If the hope and the dreams that you, in your magnificence, have inspired in all of us were music, Judi, then the entire world would dance; in one large circle.

Linda Carpenter said...

Your light so brilliant
illuminating galaxies
now that you have the answers to every question
you and I have asked

we can feel the beams of your smile
the whisper of your spirit everywhere.



the Sedgwick bandit

Anonymous said...

She floats in the garden of beautiful souls.

Anonymous said...

Remembering Judi from Brookdale Community College in New Jersey

Brookdale has made nests for a variety of rare birds. One of these was Judi Miles Beach. Her Job description was Writing Learning Lab Assistant but she was, up one side and down the other, pure teacher. For ten years I was glad to join her Friday morning Writers’ Bloc Round Table participating as one among many equals, a true community. All comers welcome. Bring your own pad and pencil and pull up a chair.

Our regulars were people who had some earlier association with Brookdale, a casual course perhaps, who wanted to keep writing. Among these would be a few currently enrolled students.

Where else, I often wondered, could an eighteen year old male college freshman be privy to the most private musing of women his mother’s age. Or where could a seventeen year old girl read a seventy plus veteran’s reminiscences and imagine what it would have felt like to be his wartime sweetheart.

Judi presided with a purpose: make a list of one syllable abstractions. Then she would have us concretize it: color, size, shape. What does it eat? what does it fear? what does it play with?

Believe me, anyone at the table with a need or will to write, did. I know she coaxed some of my best writing out of me, a portfolio – Writers’ Bloc from Judi’s Friday Mornings.

During those years our output was brought to the public in the once a year Community Writers evenings she produced. No audition or pre-editing. She was sometimes faulted for permissiveness. This was before American Idol. It was reality-reality. She printed programs and so formalized the event that most of the content was pretty good, and all of it was earnest.
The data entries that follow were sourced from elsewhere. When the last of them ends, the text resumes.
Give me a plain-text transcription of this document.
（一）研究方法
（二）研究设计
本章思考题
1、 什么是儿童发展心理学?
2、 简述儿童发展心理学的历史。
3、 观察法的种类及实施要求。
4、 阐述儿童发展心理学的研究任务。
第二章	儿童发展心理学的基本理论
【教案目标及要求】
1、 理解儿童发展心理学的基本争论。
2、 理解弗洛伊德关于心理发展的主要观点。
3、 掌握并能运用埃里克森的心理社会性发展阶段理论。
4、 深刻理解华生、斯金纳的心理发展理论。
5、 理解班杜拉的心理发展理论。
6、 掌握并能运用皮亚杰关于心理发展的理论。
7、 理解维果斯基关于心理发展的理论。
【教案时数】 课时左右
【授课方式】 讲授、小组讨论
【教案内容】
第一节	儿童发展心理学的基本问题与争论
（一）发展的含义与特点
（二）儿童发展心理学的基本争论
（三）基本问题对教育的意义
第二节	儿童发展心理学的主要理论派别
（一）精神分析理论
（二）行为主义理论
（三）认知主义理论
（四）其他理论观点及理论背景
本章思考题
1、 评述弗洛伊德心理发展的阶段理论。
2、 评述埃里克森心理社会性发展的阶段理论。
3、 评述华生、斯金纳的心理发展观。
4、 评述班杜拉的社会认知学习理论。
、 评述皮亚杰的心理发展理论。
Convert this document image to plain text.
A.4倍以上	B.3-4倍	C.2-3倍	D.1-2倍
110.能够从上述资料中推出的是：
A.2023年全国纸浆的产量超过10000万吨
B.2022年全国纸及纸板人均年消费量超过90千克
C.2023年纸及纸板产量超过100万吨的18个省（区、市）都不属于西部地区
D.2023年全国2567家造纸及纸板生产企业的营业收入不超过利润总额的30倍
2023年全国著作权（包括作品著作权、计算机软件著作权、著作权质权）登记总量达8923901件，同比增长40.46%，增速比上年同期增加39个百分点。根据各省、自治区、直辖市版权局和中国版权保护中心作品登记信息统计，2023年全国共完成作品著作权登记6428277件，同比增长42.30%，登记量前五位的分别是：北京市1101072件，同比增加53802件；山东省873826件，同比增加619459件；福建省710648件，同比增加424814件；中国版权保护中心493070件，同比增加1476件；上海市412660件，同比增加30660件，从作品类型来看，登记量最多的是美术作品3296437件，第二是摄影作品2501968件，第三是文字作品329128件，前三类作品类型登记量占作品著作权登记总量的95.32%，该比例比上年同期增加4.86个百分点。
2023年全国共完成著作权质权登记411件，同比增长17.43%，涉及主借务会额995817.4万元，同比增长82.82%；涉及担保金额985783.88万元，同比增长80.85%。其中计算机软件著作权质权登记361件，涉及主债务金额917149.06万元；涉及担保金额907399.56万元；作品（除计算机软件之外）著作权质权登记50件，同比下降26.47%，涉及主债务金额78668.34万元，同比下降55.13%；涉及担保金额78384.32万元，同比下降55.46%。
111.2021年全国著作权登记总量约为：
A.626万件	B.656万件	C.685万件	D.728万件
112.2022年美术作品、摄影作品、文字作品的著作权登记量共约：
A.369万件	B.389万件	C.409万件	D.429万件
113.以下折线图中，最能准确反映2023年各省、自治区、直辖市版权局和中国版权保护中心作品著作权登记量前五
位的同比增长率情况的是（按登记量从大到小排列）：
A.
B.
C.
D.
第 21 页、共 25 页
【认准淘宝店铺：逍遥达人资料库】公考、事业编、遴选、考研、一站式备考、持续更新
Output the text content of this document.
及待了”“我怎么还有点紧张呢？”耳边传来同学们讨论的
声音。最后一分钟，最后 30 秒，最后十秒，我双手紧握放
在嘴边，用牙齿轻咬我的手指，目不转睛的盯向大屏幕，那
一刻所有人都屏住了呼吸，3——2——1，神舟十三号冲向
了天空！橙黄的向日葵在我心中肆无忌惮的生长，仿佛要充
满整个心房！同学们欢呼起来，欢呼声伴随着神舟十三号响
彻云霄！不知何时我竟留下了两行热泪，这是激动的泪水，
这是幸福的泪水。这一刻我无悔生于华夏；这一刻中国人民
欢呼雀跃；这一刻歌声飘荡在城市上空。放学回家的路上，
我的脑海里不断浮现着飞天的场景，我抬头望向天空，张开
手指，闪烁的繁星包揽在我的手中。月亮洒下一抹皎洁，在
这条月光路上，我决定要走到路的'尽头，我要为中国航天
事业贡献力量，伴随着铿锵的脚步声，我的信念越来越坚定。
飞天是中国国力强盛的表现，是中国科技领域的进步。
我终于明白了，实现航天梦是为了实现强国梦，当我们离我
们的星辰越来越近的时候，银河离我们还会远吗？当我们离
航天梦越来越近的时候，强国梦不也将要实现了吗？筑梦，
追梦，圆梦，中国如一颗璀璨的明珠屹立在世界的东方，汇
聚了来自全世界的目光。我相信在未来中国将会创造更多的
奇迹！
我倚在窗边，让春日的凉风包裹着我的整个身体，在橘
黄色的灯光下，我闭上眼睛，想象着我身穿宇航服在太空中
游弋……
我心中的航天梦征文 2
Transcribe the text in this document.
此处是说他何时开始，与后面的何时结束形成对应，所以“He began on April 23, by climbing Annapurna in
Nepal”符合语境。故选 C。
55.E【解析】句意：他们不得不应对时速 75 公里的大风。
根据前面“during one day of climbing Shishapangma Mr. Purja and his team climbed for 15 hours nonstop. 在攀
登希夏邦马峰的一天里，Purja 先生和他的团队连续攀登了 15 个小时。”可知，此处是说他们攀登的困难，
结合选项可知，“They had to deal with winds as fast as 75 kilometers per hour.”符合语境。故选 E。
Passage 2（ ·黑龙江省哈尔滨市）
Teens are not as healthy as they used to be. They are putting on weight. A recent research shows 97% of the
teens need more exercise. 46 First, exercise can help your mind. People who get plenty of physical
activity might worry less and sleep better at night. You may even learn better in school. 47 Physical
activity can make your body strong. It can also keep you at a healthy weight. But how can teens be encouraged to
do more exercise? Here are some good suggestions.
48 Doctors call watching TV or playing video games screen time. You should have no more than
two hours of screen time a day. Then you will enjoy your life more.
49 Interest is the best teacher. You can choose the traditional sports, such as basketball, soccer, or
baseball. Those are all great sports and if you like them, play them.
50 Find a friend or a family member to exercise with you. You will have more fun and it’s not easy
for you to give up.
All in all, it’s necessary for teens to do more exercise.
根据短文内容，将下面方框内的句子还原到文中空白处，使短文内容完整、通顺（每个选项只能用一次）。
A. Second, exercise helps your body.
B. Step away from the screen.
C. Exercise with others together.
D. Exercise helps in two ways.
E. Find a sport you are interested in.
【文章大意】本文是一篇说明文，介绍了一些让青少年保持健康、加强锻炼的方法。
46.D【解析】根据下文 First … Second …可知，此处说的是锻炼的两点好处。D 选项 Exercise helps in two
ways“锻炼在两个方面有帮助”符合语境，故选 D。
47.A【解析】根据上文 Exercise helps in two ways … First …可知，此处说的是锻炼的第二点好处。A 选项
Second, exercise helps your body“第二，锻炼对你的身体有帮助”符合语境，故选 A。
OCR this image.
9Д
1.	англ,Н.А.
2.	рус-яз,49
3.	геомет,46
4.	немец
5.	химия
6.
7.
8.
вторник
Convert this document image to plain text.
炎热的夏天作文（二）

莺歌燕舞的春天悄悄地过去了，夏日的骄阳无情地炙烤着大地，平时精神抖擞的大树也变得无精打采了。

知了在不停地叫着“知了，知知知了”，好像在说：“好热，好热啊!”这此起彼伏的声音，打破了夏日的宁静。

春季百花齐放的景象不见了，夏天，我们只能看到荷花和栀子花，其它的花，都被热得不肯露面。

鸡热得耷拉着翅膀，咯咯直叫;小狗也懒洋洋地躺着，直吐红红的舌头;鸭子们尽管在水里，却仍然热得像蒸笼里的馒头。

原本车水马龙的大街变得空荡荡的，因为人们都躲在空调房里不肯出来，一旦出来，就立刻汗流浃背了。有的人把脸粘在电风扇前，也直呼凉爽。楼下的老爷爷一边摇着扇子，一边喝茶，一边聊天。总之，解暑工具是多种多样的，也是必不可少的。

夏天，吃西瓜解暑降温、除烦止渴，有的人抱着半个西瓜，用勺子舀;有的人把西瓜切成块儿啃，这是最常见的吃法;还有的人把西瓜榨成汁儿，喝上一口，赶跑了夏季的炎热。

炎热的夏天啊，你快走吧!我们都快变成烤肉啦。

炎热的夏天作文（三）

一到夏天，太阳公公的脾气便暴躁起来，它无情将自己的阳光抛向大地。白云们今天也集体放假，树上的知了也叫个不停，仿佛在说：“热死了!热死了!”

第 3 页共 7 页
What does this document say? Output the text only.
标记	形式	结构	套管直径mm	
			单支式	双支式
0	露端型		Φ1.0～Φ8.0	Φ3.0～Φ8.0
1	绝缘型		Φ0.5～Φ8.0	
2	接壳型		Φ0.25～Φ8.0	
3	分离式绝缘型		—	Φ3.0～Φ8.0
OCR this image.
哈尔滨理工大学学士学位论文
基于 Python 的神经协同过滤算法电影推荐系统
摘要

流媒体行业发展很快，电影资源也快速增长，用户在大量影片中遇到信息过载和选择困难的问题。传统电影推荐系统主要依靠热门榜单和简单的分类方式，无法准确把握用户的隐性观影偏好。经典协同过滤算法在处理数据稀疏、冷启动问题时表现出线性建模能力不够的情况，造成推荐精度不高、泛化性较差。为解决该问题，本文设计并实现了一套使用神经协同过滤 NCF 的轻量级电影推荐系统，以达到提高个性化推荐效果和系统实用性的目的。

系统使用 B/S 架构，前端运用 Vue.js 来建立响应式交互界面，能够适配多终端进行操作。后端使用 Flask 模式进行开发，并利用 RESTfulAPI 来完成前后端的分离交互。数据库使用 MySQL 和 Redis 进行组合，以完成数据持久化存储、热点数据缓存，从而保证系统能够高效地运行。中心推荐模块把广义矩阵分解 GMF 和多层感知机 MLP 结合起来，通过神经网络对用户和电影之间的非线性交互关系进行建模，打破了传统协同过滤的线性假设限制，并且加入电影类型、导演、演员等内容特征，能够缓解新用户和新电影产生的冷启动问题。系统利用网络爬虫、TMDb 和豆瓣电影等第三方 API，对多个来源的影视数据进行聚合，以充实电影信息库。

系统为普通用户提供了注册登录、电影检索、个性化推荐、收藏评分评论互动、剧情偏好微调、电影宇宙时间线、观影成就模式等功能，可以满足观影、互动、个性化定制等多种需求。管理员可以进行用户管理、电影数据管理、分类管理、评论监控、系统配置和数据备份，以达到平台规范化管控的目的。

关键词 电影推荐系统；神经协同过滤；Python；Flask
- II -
I should add that Judi was herself a working poet. She had more creative energy than she could contain so she let it overflow into the Writing Lab.

Laurie Boris said...

Judi made me believe that, even though I wasn't a poet, I could write poetry simply by paying attention to the world around me.

I will miss her.

Unknown said...

A majestic dollop of whipped cream cloud hovering over Maine, watching, protecting, laughing and loving.

pmrussell said...

The ocean of deep blue sky
with wispy cirrus mist
is her inscription
on the heavens

debbi eden said...

Though I never met her
may she be at peace
that we here on earth
have not yet obtained

Anonymous said...

Thank you Judi

Joy Willow said...

I wanted to say how Judi made an impact on me in that she was such a creative person, and brought it out in all that she did and all of whom she had known. She gave beauty to all the right places, and she will be surely missed. I am grateful for all that she has given and I wish for her to have all that beauty given back to her.